— Да!
— Так, значит, это один из присутствовавших при уплате отцу тех трех тысяч унций золота решился на это страшное дело.
— Да, но, ведь он же был не один!
— Ты прав, их было 15 человек и отец убил четырнадцать. Когда рассветет, мы пересчитаем тела убитых бандитов. Отец уверял нас, что только один бежал и я не знаю почему, но твердо убежден в том, что тот, которому посчастливилось бежать, и есть зачинщик этого страшного дела.
— Весьма возможно! Он, вероятно, прятался то врага за спинами своих сообщников и принял деятельное участие в борьбе лишь тогда, когда его вынудила к тому крайняя необходимость.
— Когда же мы примемся за дело?
— Тотчас же после похорон отца, — сказал дон Рафаэль, — не следует убийце давать время укрыться!
— Что он, конечно, не замедлил бы сделать, если бы только мы дали ему возможность!.. Есть у тебя относительно этого какой-нибудь план?
— Да, я полагаю, что он хорош, однако следует его обдумать еще раз. Мы после обсудим его вместе с тобой.
— И не станем откладывать этого в долгий ящик!
— Будь спокоен! Я не менее тебя спешу покончить с этим негодяем, но мы не в коем случае не можем оставить здесь мать и Ассунту; необходимо отправить их как можно скорее в Тепик. Впрочем, я спрошу у них, что они намерены делать.
— Быть может, они пожелают ехать в Тепик не ранее, как после похорон отца.
— Да, это вероятно, и мы обязаны считаться с их желанием.
— Да, ты прав!
И молодые люди подошли к плачущим женщинам. При виде их те печально улыбнулись.
— Мы останемся при нем всю ночь! — сказала донна Бенита.
— Матушка! вам нельзя долго оставаться здесь, на сырой траве: ночь очень холодная.
— Разве мы можем покинуть это тело? — грустно прошептала она.
— Нет, вы не покинете его, дорогая матушка! — почтительно и ласково сказал дон Рафаэль.
— Мы с братом перенесем его в тайник!
— Не отказывайтесь от этого, матушка, — вставил дон Лоп, — подумайте о вашем здоровье и о здоровье нашей сестры.
— Что сталось бы с нами, мама, если бы мы потеряли и вас? — печально вымолвила Ассунта.
— Поступайте, дети, по внушению вашего сердца, — сказала донна Бенита, — но только позвольте мне остаться при человеке, которого я так любила всю жизнь!
— Не бойтесь, чтобы мы чем либо воспрепятствовали вам — с этого момента каждое малейшее желание ваше будет для нас законом! — сказал дон Рафаэль.
— Пойдемте, мама! — нежно вымолвила Ассунта, беря ее под руку и медленно удаляясь вместе с нею.
Едва успели они уйти и скрыться из вида за строениями карал я, т. е. конюшен, как из леса послышался конский топот.
Молодые люди переглянулись и стали прислушиваться; в ожидании нового нападения они зарядили свои двустволки.
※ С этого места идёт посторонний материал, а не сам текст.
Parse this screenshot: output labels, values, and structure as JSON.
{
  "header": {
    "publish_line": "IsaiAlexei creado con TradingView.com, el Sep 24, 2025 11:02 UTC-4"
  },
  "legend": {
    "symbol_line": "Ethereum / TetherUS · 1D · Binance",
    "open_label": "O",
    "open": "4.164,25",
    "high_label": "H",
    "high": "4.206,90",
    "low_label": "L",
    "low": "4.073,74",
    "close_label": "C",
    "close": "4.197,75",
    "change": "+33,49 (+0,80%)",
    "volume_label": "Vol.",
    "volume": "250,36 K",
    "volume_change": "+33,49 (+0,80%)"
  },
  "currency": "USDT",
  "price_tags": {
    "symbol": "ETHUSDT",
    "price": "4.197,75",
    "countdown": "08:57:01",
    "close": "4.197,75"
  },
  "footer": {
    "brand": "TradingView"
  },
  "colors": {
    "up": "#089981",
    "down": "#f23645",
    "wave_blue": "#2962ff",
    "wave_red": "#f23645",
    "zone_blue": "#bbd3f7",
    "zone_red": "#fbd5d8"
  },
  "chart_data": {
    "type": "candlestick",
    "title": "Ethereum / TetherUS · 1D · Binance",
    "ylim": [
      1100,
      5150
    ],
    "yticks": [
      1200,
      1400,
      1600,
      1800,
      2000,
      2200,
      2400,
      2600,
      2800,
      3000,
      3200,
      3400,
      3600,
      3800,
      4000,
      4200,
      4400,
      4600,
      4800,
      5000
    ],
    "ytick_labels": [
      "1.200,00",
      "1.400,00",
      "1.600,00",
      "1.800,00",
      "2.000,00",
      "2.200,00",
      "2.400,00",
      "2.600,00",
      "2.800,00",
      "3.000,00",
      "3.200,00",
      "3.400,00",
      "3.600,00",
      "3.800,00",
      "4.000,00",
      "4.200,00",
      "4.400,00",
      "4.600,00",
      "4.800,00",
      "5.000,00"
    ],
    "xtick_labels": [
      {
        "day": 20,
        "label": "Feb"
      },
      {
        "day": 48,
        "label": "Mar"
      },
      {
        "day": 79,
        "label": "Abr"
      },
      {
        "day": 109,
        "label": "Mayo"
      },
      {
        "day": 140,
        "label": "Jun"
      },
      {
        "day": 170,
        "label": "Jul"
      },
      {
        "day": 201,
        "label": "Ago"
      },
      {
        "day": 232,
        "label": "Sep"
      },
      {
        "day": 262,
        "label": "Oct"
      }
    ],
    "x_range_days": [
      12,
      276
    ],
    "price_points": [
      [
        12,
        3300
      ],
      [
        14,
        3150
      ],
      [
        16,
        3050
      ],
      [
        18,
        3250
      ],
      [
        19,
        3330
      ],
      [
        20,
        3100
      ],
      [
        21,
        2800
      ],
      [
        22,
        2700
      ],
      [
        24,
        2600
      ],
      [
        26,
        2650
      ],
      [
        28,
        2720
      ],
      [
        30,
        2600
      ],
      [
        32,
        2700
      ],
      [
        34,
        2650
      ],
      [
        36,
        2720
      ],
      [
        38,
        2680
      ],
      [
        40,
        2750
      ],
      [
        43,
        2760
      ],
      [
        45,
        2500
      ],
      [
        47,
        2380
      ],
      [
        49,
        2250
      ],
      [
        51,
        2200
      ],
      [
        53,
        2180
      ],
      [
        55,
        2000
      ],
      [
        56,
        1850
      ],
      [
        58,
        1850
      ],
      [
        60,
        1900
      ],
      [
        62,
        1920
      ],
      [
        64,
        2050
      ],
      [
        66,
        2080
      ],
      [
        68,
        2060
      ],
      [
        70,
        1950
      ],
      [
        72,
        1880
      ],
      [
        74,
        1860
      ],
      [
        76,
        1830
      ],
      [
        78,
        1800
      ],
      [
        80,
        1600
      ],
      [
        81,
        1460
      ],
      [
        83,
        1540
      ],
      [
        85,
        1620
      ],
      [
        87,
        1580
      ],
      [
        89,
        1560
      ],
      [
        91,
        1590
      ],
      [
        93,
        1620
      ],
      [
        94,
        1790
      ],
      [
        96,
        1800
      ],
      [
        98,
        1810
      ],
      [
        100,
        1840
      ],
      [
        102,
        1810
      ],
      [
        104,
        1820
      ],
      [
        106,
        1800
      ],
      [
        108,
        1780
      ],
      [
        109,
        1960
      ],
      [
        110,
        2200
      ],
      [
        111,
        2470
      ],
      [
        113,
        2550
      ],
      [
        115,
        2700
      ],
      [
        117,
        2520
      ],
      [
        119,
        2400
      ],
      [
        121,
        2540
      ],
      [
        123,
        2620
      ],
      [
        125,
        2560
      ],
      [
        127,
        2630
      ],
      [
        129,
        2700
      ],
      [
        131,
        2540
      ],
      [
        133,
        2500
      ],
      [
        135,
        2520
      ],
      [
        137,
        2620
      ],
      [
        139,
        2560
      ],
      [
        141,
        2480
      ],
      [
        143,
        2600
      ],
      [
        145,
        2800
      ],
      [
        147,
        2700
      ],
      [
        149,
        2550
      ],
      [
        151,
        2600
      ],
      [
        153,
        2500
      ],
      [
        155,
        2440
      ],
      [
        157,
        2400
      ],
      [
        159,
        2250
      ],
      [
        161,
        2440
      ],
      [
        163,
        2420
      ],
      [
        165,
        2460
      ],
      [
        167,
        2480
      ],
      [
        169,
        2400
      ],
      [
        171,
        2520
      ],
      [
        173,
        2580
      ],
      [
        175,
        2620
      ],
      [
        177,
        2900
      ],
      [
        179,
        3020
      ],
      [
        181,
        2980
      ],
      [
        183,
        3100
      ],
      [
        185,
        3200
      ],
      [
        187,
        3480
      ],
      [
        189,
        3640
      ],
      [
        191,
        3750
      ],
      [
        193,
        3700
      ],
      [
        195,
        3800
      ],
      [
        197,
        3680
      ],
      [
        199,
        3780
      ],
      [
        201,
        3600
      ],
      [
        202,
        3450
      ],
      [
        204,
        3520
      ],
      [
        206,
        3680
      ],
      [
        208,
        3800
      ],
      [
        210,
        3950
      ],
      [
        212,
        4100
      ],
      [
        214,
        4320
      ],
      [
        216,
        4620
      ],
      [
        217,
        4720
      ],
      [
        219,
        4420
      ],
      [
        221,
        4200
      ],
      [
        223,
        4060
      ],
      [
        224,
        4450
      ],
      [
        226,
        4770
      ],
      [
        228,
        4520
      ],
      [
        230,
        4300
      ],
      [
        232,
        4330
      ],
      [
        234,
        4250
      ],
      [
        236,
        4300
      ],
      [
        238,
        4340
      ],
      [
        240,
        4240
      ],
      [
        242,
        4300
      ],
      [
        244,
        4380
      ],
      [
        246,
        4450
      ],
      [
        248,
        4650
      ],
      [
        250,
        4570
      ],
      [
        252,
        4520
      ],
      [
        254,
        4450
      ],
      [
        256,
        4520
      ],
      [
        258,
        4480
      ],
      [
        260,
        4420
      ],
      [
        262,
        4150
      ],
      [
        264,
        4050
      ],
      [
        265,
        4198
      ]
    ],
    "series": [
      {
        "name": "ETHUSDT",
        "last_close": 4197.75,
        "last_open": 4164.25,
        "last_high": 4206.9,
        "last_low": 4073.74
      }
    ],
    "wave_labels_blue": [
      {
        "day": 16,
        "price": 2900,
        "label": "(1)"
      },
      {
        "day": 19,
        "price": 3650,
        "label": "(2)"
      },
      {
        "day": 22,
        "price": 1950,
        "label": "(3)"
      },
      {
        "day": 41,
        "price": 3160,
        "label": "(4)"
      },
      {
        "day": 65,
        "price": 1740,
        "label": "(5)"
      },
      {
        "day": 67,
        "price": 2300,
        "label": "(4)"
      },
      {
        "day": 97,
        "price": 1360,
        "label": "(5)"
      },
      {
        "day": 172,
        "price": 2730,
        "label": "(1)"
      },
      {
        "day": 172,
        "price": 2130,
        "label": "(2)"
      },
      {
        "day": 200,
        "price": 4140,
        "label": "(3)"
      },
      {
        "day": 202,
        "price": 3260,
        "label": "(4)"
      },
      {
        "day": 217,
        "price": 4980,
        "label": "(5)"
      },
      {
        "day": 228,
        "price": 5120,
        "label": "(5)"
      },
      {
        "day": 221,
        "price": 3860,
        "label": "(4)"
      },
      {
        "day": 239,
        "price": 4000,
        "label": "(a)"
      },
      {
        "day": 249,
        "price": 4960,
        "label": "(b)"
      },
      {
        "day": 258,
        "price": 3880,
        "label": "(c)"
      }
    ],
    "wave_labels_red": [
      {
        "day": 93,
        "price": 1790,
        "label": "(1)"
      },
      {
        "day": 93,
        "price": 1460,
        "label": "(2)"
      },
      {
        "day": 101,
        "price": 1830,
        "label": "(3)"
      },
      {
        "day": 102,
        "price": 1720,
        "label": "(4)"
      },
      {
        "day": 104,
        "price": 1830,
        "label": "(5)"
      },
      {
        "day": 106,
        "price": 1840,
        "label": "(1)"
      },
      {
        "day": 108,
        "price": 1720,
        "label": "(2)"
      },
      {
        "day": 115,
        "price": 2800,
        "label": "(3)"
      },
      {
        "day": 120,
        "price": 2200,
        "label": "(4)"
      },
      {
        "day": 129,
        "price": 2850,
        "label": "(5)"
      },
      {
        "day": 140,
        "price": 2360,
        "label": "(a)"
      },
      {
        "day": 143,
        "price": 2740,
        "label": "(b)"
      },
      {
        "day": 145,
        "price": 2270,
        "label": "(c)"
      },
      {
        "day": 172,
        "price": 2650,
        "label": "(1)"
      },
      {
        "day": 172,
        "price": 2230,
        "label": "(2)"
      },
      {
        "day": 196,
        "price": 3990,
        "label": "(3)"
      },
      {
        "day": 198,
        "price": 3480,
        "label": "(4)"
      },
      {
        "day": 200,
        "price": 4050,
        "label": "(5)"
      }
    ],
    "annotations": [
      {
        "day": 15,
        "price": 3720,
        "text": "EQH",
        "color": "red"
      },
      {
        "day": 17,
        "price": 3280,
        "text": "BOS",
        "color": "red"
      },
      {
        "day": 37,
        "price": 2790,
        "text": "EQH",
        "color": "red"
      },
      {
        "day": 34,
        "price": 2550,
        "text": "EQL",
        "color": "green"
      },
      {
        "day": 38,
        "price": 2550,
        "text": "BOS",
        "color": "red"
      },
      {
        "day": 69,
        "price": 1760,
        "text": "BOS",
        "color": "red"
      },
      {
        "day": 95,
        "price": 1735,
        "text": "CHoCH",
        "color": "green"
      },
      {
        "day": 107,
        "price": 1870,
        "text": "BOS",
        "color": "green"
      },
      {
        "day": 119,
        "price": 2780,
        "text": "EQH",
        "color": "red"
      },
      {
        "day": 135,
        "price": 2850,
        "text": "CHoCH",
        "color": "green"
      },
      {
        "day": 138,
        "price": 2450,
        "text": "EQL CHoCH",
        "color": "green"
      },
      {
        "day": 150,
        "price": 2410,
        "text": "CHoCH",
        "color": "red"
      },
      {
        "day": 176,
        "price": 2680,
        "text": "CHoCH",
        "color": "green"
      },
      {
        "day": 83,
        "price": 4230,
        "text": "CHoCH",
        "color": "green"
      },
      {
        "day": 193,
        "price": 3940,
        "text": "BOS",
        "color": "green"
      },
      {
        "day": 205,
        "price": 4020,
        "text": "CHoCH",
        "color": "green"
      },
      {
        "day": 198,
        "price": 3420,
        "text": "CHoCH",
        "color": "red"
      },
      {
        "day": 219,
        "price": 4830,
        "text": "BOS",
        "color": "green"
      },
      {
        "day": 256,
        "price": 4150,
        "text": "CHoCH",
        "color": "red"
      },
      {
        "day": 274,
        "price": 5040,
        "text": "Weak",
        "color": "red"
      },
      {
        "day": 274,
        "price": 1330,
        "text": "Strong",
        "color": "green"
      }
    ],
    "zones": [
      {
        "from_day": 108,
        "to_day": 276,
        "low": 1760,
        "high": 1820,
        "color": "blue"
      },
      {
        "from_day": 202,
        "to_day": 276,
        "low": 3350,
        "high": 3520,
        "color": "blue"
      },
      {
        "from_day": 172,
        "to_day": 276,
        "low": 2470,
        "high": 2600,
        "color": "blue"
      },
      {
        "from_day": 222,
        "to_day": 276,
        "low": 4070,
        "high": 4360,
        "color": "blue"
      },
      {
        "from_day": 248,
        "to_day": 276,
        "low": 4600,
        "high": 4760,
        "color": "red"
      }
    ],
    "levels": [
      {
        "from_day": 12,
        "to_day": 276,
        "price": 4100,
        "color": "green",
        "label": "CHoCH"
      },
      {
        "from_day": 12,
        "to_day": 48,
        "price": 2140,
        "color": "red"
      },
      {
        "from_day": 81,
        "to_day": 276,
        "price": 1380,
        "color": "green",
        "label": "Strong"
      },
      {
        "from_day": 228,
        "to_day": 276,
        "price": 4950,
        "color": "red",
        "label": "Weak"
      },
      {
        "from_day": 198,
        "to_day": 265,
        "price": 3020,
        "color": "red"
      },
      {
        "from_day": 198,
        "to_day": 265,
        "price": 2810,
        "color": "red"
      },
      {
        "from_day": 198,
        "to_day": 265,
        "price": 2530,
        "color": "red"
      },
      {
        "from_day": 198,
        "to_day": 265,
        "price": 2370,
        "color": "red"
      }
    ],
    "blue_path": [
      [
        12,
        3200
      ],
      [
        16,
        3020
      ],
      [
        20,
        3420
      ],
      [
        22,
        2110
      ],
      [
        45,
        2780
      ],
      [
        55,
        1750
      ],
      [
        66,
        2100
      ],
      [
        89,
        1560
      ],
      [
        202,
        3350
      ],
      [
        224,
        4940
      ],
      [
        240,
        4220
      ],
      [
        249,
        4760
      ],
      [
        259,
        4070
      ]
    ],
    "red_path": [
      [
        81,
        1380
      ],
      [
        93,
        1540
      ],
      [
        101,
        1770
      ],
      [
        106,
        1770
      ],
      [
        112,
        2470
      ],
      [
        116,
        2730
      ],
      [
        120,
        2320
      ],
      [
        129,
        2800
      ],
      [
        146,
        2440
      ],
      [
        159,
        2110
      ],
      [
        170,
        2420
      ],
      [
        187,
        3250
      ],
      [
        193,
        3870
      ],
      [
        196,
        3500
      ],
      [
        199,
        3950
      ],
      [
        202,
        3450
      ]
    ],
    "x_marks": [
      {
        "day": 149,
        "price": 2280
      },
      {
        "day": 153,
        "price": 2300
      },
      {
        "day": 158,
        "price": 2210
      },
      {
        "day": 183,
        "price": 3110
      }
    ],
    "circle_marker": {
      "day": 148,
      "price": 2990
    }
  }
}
Шум усиливался и приближался.
— Странно! — прошептал дон Рафаэль, — неужели неприятель снова идет на нас?
— Не думаю, теперь уж близко к рассвету, но что бы мог значить этот шум? наши кони все дома?
— Да! — сейчас увидим, — сказал дон Рафаэль и сделав несколько шагов вперед, крикнул громким голосом.
— Кто идет?
— Мир вам! — отвечал звучный молодой голос, — я слуга Господен и направляюсь теперь в пуэбло Пало-Мулатос, где, как мне говорили, люди нуждаются в присутствии священника.
— Идите смело, падре! Здесь, действительно, есть люди, нуждающиеся в вашем утешении и помощи, которые с радостью примут вас!
Двое всадников выехали на прогалинку; ехавший впереди был человек молодой с кроткими, но энергичными чертами бледного исхудалого и истомленного лица. На нем была скромная ряса из черной порыжевшей и во многих местах подштопанной саржи; позади его ехал причетник.
— Добро пожаловать, батюшка! — сказал дон Рафаэль, — сам Господь посылает вас к нам в этот страшный час скорби и испытаний!
Священник и причетник поспешили сойти с коней; при виде дымившихся развалин и груды мертвых тел; первый молитвенно сложил руки и спросил.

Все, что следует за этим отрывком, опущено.